政策金利引き上げで高まる
債券の含み損の拡大圧力

 図表2では、株式・債券・その他の内訳別の含み損益を表示した。一覧すればすぐに分かるとおり、株式はほぼ黒字、それに対し債券はほぼ赤字となっている。

 債券には、国が発行する国債、県や市などが発行する地方債、事業者などが発行する社債が含まれる。株式や不動産同様に、さまざまな要因によって時価が変動し続ける。代表的な変動要因には信用不安が挙げられ、税収や売り上げなどが伸び悩んだことで元利金が支払われなくなって被害を受ける危険を信用リスクと呼ぶ。

 それ以外の変動要因には、金利が挙げられる。債券に投資する投資家は、金融財産として債券を選択・投資するため。少しでも高い金利の債券を選ぶ力が働く。一方、債券を発行して資金を調達する発行体側には、金利負担を軽減するべく少しでも低い金利で発行しようとする力が働く。従って、債券の発行利率は、発行時の金利動向にも左右される。

 期間10年の市場における金利が年1%だった時点で、期間10年利率年2%の固定金利で発行した債券が、発行直後に期間10年の市場金利が年2%に上昇した例をもとに、ごく簡単に説明したい。債券金利の2%と市場金利の1%の差の1ポイント分は、元利金が償還されない信用リスク(「リスク・プレミアム」と呼ばれる)分と考えられる。

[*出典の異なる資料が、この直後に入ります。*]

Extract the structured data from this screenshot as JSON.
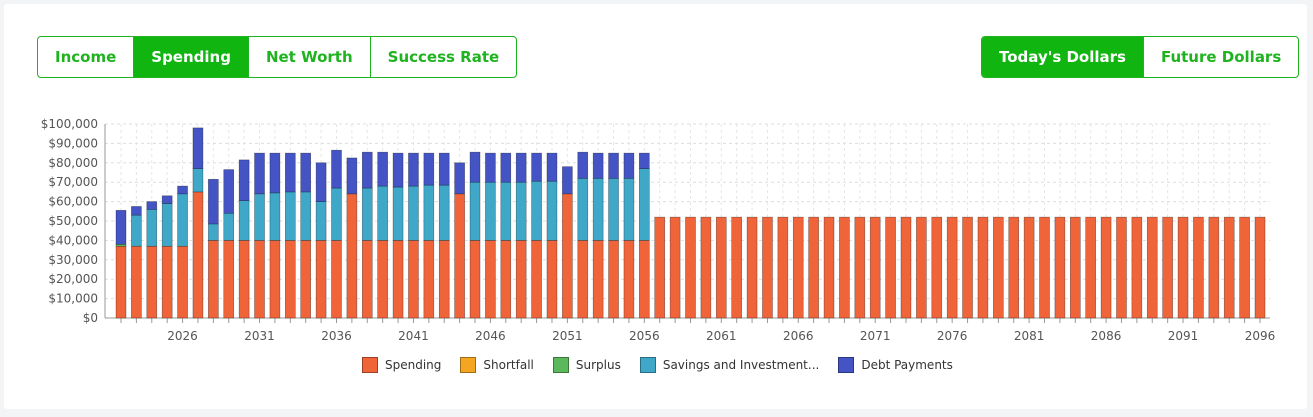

 投資後に金利が上昇して2%になれば、「無事に元利金が支払われないかも知れない」という危険を冒さなくとも、市場取引だけで2%が受け取れることになる。よって投資家にとっては、発行済みの債券の魅力が下がるため、時価も下落する。

 それとは逆に、発行直後に市場金利が低下して期間10年の金利が年0%になれば、「無事に償還されない(可能性)」という危険は同一ながら、受け取れるポイントのうまみが相対的に高まる。発行時と同一のリスク・プレミアムならば、金利低下後の債券の利率は年1%になるからだ。それゆえに、2%と0%の差の2ポイント分が受け取れるだけ発行済み債券の価値が高まるため、時価も上昇する。

 つまるところ、金利と固定金利型債券の時価は、金利が上昇すれば時価が下落する逆相関の関係にある。24年3月の日本銀行(日銀)のマイナス金利政策解除・金融政策正常化つまり金利の引き上げは、地銀・第二地銀の保有する債券の時価を大きく引き下げる効果をもたらしたことに他ならない。

 地銀・第二地銀が債券に含み損を抱える理由は、債券に投資を行っているからだ。この背景には、投資に伴う負担がある。